J’ai eu un immense plaisir à retrouver Yudel Gordon, personnage
atypique et complexe, mais à côté des personnages déjà croisés dans les
précédents romans, de nouveaux ont d’emblée une force peu commune, aux premiers
rangs desquels Abigail, entre ambition et trauma. C’est un très beau
personnage.
Que dire encore ? Wessel Ebersohn est un immense auteur de romans
noirs, trop méconnu. Lisez La tuerie
d’octobre, mais lisez aussi Un coin
perdu pour mourir, La nuit divisée
et Le cercle fermé (ce dernier semble
indisponible mais on en trouve des exemplaires d’occasion, en attendant une
réimpression) : ils comptent parmi les meilleurs romans noirs, toutes
époques et ères culturelles confondues.
Wessel Ebersohn, La tuerie
d’octobre (October Killings),
Rivages Noir, 2014. Traduit de l’anglais (Afrique du Sud) par Fabienne
Duvigneau. Publication originale : 2011.
4 commentaires:
Et bien et bien, jamais entendu parler de cette série alors que je suis plutôt fan de tout ce qui touche à l'Afrique du Sud. Je vais regarder tout ça de plus près. Penses-tu qu'il soit nécessaire de les lire dans l'ordre? En passant, sans être un roman policier, peut-être qu'Absolution de Patrick Flanery pourrait te plaire dans un genre similaire....

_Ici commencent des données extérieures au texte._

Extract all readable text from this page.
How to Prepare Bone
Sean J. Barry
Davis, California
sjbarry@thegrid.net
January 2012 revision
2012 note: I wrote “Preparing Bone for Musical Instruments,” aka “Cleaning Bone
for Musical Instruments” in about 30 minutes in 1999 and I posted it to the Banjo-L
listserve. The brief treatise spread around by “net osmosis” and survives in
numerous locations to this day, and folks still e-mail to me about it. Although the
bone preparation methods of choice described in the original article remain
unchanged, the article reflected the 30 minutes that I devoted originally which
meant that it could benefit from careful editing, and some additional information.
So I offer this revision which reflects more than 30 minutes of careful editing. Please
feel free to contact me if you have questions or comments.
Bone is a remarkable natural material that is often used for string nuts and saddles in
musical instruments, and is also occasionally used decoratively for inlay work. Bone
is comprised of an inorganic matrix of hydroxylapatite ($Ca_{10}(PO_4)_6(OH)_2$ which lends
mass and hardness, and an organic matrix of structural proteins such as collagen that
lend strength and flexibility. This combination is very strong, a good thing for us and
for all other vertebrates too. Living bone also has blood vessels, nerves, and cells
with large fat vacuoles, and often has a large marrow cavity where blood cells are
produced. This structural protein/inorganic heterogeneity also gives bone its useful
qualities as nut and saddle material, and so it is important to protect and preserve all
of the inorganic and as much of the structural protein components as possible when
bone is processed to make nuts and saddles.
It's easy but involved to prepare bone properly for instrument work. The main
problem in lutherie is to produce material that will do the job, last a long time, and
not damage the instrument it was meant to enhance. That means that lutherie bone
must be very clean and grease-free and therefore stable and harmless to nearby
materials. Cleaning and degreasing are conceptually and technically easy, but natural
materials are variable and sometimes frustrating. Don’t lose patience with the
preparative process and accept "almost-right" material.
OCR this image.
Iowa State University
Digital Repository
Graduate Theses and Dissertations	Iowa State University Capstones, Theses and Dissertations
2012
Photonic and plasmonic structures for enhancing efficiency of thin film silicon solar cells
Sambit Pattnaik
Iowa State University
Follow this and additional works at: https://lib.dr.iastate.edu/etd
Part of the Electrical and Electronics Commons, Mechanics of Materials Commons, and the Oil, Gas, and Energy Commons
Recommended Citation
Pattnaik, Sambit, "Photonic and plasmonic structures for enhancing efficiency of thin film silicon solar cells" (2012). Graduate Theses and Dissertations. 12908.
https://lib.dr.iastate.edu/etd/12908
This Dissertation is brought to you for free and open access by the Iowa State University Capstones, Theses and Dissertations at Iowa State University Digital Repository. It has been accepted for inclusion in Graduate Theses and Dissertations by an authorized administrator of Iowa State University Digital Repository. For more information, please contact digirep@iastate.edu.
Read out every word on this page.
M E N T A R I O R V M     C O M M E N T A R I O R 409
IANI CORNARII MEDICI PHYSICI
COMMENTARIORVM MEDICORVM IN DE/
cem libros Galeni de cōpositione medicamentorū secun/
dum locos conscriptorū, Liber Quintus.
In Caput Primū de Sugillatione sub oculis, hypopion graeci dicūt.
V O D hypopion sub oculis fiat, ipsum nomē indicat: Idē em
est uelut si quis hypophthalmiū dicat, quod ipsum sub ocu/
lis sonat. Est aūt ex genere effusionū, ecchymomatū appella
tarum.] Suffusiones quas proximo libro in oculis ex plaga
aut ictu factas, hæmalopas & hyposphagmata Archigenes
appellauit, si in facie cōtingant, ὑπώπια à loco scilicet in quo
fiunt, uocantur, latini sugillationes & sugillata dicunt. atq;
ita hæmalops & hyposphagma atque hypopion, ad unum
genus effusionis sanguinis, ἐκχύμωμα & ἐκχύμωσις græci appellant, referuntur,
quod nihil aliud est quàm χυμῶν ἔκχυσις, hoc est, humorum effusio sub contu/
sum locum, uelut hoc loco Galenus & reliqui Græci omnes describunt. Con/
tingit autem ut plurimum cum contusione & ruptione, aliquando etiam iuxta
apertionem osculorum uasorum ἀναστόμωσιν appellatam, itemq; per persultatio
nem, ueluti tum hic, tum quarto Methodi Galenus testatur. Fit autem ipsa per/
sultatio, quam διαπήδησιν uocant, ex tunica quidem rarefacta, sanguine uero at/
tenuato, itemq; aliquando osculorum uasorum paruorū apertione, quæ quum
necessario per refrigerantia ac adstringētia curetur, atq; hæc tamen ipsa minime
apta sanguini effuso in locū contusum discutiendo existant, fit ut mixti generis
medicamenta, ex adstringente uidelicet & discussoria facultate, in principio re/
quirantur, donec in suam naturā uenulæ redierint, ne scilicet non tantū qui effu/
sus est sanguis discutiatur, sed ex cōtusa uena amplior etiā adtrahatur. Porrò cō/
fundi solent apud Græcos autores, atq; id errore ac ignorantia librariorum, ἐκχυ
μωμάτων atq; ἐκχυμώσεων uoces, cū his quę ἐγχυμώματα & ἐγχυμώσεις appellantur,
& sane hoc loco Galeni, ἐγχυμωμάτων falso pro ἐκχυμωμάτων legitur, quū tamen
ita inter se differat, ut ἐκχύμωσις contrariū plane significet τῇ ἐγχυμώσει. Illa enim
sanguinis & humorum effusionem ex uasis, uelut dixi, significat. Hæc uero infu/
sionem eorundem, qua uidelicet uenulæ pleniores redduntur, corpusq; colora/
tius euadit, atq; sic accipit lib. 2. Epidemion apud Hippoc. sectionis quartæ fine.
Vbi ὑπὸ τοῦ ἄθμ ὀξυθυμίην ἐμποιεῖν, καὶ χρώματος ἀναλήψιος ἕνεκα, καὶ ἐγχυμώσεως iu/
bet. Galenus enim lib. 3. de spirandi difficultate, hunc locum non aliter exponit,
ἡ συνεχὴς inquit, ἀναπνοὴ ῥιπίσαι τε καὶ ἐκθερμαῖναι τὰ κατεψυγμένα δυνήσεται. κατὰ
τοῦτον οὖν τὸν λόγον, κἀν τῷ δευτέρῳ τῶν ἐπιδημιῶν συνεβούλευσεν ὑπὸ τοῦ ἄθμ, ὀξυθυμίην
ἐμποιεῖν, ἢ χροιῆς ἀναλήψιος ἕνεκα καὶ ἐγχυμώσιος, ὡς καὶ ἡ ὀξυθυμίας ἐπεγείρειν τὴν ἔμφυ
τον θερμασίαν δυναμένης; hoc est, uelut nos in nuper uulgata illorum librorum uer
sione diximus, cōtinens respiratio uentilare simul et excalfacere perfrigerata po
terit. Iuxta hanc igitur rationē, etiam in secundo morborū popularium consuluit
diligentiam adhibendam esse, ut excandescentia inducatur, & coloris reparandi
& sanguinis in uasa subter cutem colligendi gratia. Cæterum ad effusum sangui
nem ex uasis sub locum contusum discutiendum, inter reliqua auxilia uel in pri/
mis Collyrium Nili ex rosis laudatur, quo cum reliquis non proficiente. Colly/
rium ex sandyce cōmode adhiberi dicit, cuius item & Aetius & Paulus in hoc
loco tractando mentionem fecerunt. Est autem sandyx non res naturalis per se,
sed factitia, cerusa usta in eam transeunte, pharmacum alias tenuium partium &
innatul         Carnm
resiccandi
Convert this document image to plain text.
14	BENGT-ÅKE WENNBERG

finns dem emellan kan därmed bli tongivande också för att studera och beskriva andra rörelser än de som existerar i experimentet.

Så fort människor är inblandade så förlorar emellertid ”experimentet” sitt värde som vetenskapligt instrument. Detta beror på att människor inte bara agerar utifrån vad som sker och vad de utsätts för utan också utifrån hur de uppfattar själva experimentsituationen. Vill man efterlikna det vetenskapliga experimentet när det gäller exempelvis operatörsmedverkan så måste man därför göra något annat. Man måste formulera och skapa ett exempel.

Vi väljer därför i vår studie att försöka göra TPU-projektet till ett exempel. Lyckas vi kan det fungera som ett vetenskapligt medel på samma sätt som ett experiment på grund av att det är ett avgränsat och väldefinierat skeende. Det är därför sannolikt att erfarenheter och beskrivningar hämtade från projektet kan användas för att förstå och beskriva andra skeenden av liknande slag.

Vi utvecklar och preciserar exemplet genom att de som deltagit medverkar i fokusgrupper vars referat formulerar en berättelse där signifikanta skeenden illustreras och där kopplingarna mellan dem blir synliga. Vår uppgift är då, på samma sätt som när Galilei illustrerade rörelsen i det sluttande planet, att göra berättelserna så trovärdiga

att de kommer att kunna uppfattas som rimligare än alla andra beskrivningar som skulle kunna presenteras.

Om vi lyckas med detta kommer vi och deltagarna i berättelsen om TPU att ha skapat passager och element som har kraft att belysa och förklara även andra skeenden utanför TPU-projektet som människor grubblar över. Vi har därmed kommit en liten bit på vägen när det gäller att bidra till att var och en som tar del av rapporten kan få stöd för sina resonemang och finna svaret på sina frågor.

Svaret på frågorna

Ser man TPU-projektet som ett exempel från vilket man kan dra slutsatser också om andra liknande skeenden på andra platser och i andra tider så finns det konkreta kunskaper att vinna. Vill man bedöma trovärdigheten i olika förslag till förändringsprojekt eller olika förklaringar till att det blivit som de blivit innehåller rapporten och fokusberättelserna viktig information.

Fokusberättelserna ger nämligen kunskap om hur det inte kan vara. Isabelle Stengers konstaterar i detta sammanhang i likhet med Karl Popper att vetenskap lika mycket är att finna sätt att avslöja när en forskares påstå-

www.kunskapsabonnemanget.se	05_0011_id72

Ebersohn est malheureusement méconnu chez nous. Tu peux lire le dernier sans avoir lu le reste, pas de problème, Ebersohn a ramené son personnage des années après la "trilogie" (qui n'en est plus une), donc pas de problème. En revanche, les trois premiers, mieux vaut les lire dans l'ordre, pas tant pour l'intelligence du récit que parce qu'il y a une montée en puissance. Je ne connais pas Flanery, je vzais regarder ça!
Je ne connaissais pas du tout, mais çà me tente énormément ! Merci pour la découverte !
Je t'en prie! Tu me diras ce que tu en penses si jamais tu le lis!